Çok tuhaf günlük-78

Haberin Devamı

Yaşlandıkça insanları yargılamakta zorlanıyorum. Bütün sorun, hayatın aşırı kısa olması. Daha dün çocukken kendimizi otuzlu yaşlarda buluveriyoruz. Tam olayı çözdüğümüz sıradaysa yaşlanmış oluyoruz ve zaman kalmıyor. Üstelik hiçbir şeyin provası yok. Yani prova yapan bir müzisyen gibi “dur bu kötü oldu, bir dahaki sefere daha iyi çalayım” deme şansına sahip değiliz. Mecburen doğaçlama yapıyoruz. Tabii bu arada hatalar da yapıyoruz, doğaçlamalar hataya açık olduğu için.

Bu yüzden, son zamanlarda temel ahlak kuralları dışında ne kendimin ne de başkalarının hatalarını yargılamak geliyor içimden.

***


Şahsen risk almaktan yanayım. İlk romanımın başarısına sığınmayı hiçbir zaman kabul etmedim. Her romanımda yeni riskler alıp farklı tarzlar denedim.

Bugün başkaları “Git Kendini Çok Sevdirmeden”i taklit eden şeyler yazarak para kazanıyor ama ben hep daha derine gitmeye çalışıyorum.
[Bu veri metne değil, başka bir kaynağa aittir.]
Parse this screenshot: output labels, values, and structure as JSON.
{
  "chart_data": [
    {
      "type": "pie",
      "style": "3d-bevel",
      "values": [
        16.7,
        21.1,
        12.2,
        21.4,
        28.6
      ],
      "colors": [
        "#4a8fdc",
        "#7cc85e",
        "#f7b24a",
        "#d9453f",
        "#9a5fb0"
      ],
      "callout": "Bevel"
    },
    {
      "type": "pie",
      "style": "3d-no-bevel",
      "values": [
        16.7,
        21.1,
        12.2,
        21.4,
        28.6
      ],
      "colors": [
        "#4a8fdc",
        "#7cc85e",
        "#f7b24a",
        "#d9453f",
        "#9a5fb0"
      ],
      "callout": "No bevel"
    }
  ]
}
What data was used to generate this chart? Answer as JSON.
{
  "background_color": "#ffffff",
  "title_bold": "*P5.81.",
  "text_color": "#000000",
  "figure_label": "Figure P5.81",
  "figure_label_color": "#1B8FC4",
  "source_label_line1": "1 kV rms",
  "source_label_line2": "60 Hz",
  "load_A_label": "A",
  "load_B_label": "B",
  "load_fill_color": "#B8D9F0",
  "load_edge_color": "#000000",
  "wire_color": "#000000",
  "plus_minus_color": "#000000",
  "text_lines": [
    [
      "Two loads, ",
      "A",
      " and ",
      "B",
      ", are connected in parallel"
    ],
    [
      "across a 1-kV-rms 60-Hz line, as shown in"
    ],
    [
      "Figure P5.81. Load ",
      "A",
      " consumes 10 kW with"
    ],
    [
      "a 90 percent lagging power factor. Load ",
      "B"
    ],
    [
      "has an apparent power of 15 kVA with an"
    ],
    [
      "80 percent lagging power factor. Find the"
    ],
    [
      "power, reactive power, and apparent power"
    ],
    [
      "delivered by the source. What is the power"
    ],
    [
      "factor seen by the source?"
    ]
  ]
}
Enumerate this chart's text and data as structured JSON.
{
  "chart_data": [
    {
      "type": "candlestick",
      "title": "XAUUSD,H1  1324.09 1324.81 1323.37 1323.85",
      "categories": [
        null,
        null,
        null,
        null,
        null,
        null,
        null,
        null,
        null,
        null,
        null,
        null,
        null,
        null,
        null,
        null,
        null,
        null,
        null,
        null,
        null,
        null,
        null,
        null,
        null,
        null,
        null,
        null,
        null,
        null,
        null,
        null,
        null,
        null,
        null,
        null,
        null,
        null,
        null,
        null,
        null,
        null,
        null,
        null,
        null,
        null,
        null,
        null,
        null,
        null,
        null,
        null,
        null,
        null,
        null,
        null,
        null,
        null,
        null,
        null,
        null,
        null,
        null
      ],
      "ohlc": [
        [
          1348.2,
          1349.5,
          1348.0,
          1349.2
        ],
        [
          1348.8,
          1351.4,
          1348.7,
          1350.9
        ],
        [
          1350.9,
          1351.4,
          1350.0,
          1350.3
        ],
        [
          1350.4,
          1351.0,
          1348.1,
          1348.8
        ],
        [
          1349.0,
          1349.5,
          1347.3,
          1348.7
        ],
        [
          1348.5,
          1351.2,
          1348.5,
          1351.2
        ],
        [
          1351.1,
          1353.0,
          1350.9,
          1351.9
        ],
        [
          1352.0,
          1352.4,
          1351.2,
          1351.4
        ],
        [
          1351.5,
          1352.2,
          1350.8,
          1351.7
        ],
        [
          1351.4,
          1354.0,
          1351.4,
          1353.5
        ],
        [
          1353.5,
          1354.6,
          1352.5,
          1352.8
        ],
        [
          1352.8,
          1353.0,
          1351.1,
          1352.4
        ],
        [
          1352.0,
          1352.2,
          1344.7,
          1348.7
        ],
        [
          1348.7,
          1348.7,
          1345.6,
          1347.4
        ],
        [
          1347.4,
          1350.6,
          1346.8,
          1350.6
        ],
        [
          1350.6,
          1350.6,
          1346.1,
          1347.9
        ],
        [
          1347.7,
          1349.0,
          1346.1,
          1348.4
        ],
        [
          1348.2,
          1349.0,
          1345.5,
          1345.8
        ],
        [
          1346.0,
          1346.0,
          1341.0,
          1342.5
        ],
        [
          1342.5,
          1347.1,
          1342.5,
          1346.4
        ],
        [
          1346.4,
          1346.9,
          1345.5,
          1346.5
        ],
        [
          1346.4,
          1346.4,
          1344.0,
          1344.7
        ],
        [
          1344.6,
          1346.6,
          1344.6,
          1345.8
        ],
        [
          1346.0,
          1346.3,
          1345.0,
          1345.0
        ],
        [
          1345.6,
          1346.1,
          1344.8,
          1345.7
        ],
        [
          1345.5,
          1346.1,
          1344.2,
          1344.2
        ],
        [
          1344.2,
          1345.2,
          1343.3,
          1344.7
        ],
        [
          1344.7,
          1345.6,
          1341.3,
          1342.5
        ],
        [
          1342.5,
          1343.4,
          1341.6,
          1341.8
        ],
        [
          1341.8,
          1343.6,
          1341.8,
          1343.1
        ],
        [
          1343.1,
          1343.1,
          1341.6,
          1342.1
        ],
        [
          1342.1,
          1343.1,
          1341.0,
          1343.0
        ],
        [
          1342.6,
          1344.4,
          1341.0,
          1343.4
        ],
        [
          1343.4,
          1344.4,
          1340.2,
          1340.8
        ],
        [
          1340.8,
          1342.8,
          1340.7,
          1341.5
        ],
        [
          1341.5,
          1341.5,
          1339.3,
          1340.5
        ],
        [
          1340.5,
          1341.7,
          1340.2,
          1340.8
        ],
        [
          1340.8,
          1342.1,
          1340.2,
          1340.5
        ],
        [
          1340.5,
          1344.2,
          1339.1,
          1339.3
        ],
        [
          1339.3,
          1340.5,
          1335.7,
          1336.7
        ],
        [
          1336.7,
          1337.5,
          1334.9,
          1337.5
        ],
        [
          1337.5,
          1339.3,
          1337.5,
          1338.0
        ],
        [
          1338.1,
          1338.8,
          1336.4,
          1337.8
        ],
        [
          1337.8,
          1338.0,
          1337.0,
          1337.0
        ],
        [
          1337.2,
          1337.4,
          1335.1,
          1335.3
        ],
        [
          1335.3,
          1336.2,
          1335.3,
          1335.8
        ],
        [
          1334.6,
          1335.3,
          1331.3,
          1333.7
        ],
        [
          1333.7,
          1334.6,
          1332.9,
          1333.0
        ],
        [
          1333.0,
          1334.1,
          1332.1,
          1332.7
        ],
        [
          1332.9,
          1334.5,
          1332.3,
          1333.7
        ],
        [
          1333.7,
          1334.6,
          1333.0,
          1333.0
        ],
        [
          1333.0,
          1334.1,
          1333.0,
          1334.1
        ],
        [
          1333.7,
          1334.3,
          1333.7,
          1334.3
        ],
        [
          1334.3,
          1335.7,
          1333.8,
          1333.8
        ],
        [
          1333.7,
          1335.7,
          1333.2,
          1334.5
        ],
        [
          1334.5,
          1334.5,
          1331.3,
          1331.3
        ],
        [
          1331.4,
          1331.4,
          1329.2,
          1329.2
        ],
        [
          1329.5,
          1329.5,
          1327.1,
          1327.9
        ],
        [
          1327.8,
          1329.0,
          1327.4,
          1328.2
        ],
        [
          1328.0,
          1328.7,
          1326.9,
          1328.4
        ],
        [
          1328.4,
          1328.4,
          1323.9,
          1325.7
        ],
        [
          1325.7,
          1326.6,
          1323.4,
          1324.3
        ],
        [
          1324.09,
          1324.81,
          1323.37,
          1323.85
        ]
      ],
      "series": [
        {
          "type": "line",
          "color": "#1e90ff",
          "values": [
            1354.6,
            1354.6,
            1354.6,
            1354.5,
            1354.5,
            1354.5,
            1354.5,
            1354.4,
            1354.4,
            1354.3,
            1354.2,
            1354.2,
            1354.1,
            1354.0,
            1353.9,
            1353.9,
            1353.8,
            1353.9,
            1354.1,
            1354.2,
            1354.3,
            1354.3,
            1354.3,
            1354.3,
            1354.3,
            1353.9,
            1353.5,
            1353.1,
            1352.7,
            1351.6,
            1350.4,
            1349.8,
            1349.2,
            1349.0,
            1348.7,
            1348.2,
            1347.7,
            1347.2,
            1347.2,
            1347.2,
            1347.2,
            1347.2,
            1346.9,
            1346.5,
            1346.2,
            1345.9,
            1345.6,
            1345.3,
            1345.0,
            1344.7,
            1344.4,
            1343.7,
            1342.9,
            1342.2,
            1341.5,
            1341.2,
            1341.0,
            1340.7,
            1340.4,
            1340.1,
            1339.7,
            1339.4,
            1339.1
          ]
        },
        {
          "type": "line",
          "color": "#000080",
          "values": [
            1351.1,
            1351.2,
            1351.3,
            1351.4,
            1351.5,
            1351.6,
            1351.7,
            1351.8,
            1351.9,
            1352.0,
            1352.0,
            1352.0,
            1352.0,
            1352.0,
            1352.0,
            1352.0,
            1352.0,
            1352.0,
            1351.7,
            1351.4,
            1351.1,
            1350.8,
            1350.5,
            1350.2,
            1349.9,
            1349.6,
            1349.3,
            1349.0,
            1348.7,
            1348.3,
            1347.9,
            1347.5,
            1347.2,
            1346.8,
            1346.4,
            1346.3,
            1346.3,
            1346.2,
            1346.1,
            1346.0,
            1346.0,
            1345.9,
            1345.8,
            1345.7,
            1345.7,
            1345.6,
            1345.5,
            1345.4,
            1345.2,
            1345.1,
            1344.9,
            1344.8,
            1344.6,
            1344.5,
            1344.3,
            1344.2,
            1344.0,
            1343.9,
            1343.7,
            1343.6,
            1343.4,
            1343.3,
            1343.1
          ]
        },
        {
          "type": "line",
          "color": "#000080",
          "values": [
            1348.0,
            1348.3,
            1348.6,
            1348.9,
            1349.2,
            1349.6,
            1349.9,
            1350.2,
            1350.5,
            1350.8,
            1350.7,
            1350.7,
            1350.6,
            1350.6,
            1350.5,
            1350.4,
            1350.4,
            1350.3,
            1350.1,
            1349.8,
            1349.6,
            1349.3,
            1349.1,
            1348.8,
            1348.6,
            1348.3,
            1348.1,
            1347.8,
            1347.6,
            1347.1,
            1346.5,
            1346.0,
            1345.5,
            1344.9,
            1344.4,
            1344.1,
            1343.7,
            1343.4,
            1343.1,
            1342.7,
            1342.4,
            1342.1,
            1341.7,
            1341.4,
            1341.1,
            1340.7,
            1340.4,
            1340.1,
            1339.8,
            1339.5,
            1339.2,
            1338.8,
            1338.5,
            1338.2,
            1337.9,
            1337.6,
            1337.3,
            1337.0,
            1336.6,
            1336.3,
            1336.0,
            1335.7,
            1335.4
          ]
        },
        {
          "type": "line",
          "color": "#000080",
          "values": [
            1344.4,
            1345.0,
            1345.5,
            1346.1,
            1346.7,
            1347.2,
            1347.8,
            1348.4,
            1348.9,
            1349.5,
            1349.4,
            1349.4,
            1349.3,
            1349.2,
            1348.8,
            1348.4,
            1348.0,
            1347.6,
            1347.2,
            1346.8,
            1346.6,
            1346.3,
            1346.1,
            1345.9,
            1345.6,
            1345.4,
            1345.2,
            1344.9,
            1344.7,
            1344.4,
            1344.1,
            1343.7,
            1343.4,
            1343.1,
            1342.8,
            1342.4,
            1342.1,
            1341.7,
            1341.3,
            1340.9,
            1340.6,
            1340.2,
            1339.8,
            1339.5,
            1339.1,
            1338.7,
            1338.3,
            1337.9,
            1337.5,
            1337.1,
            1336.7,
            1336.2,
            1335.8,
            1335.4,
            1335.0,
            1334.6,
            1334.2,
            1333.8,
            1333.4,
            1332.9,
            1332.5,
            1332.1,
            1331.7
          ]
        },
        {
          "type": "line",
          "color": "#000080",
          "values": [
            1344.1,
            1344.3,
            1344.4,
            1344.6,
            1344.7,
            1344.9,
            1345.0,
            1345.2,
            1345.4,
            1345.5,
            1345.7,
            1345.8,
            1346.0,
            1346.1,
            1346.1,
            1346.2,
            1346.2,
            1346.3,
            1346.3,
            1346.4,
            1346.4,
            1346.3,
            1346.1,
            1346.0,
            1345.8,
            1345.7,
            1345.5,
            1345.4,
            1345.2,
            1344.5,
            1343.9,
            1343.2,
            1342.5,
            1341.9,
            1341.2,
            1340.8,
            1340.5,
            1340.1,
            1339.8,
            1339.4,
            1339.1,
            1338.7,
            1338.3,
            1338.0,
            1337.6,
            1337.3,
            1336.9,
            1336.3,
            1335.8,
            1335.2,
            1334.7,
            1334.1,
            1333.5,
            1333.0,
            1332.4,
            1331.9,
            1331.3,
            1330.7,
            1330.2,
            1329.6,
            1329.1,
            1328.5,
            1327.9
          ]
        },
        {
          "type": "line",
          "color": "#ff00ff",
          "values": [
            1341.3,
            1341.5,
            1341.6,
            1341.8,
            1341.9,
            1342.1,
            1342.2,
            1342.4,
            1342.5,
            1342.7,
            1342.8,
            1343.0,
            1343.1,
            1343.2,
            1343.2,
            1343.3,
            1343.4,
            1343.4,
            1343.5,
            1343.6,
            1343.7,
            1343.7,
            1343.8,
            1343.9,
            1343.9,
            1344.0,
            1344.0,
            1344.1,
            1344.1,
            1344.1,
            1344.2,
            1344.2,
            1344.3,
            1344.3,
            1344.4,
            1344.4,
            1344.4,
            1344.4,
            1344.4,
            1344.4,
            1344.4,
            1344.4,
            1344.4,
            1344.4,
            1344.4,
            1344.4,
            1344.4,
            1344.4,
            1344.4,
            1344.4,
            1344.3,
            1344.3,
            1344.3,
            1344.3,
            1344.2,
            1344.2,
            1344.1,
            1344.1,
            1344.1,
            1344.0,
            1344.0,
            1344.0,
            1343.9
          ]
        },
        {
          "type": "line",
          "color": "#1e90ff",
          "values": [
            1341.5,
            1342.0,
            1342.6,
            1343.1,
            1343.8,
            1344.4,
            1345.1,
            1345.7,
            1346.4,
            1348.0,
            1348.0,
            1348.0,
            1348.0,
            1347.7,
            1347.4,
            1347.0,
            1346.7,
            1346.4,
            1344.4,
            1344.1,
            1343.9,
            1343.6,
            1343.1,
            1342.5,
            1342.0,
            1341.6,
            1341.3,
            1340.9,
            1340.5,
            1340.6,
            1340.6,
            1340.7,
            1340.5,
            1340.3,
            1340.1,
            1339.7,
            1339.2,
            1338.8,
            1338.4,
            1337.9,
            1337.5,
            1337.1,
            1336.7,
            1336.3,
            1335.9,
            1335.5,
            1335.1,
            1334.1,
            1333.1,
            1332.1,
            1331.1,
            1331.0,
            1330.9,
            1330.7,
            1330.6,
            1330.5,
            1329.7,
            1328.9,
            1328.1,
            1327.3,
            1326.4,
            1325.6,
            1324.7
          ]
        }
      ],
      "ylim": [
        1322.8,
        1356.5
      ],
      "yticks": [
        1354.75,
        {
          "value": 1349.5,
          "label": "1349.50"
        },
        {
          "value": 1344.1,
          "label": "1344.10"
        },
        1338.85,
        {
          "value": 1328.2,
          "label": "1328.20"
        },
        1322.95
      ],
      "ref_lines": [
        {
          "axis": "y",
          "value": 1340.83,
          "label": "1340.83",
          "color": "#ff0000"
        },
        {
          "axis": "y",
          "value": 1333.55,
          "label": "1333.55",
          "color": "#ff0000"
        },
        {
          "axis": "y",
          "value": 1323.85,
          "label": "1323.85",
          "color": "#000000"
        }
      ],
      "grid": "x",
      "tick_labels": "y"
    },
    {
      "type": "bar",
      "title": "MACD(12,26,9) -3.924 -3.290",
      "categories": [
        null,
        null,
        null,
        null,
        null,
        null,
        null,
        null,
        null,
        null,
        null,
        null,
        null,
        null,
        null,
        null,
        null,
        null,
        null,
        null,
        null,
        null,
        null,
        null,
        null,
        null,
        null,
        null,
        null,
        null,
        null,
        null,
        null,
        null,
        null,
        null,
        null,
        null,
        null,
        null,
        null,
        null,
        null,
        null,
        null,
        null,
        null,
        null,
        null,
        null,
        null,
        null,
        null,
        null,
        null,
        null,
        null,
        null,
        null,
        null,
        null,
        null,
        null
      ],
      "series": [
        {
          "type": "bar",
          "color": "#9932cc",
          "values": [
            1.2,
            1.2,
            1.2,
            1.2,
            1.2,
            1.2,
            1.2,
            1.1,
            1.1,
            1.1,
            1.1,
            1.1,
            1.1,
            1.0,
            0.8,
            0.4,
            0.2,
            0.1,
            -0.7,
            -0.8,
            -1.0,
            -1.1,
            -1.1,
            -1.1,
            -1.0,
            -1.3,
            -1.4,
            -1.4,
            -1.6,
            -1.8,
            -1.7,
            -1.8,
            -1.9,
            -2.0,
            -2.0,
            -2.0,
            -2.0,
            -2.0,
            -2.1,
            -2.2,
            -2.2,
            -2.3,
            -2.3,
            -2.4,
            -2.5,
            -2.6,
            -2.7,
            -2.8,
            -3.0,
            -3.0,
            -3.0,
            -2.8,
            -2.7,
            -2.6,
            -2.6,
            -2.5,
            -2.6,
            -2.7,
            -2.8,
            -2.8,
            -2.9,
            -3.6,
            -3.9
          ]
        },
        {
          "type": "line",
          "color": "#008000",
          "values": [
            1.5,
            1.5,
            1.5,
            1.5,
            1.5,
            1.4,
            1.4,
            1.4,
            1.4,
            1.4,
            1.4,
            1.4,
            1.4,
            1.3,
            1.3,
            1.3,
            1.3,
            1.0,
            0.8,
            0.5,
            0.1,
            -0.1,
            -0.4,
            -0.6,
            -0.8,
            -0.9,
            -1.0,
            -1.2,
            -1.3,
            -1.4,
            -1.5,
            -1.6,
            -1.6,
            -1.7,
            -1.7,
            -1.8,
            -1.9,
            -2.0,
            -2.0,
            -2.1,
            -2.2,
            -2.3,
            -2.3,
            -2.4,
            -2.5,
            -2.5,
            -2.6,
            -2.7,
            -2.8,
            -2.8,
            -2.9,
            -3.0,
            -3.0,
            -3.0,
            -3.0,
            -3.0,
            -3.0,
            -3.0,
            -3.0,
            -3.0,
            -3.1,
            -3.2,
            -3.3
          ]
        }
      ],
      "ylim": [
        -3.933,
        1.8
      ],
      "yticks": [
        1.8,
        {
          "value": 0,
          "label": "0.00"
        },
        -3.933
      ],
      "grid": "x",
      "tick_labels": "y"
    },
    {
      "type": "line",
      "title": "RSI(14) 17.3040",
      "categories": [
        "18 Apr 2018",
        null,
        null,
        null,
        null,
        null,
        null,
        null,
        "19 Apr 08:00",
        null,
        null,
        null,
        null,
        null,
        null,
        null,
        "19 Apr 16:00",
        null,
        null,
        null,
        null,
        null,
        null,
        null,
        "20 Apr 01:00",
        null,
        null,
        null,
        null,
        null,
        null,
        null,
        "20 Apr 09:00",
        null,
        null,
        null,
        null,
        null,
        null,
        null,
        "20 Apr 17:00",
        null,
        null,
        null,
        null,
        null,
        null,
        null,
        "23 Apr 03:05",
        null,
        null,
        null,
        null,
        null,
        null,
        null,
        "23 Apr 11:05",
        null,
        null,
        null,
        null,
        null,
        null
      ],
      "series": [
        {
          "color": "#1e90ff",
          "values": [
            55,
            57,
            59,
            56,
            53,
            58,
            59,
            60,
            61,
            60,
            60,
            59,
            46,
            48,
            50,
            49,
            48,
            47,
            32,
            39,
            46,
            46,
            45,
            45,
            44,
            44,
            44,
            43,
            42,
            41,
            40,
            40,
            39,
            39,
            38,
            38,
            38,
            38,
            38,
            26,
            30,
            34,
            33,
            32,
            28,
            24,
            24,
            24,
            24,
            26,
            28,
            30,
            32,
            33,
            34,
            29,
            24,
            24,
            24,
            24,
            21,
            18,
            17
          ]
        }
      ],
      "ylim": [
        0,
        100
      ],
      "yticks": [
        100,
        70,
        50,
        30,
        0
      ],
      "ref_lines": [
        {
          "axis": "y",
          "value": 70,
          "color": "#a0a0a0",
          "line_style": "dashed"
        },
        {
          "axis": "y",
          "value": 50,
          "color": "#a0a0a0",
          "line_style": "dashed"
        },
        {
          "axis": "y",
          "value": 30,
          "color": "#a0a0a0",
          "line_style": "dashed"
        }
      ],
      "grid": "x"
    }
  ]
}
Kulağa salakça gelebilir ama bu işi adam gibi yapmanın galiba başka yolu yok.

***


Bugünlerde trend olduğunu gördüğüm ve genç kızların ayaklarını mamut ayağına çeviren Eskimo botlarının yasaklanması için kiminle konuşmam gerektiğini bilen var mı?

***


İzmir’deki imza günümde orta yaşlı, alımlı ve İclâl Aydın hayranı olduğu yüz metreden anlaşılan kadın çekinerek yaklaşıyor: “Merak ettiğim bir şey var... Ama nasıl soracağımı bilemiyorum.”

Ben: “Buyrun lütfen.”

Kadın: “Şey... Sizin gibi biri böyle kitaplar nasıl yazabiliyor?”

***


Haftanın olayı: Taksim Old Comedy Club ve orada Tiyatro Kılçık ekibinin Pazartesi akşamları sahnelediği “Ayşegül Sıkıntıda”. Ferhan Şensoy’dan beri gördüğüm en iyi absürt komedi.

***


Küresel sermaye dünyanın çevresinde hızla dönüyor, bizden de ona ayak uydurmamızı bekliyor. Nefes nefese koştururken durup bir romana, bir şiire ya da bir çocuğun gözlerine bakacak zamanımız kalmıyor.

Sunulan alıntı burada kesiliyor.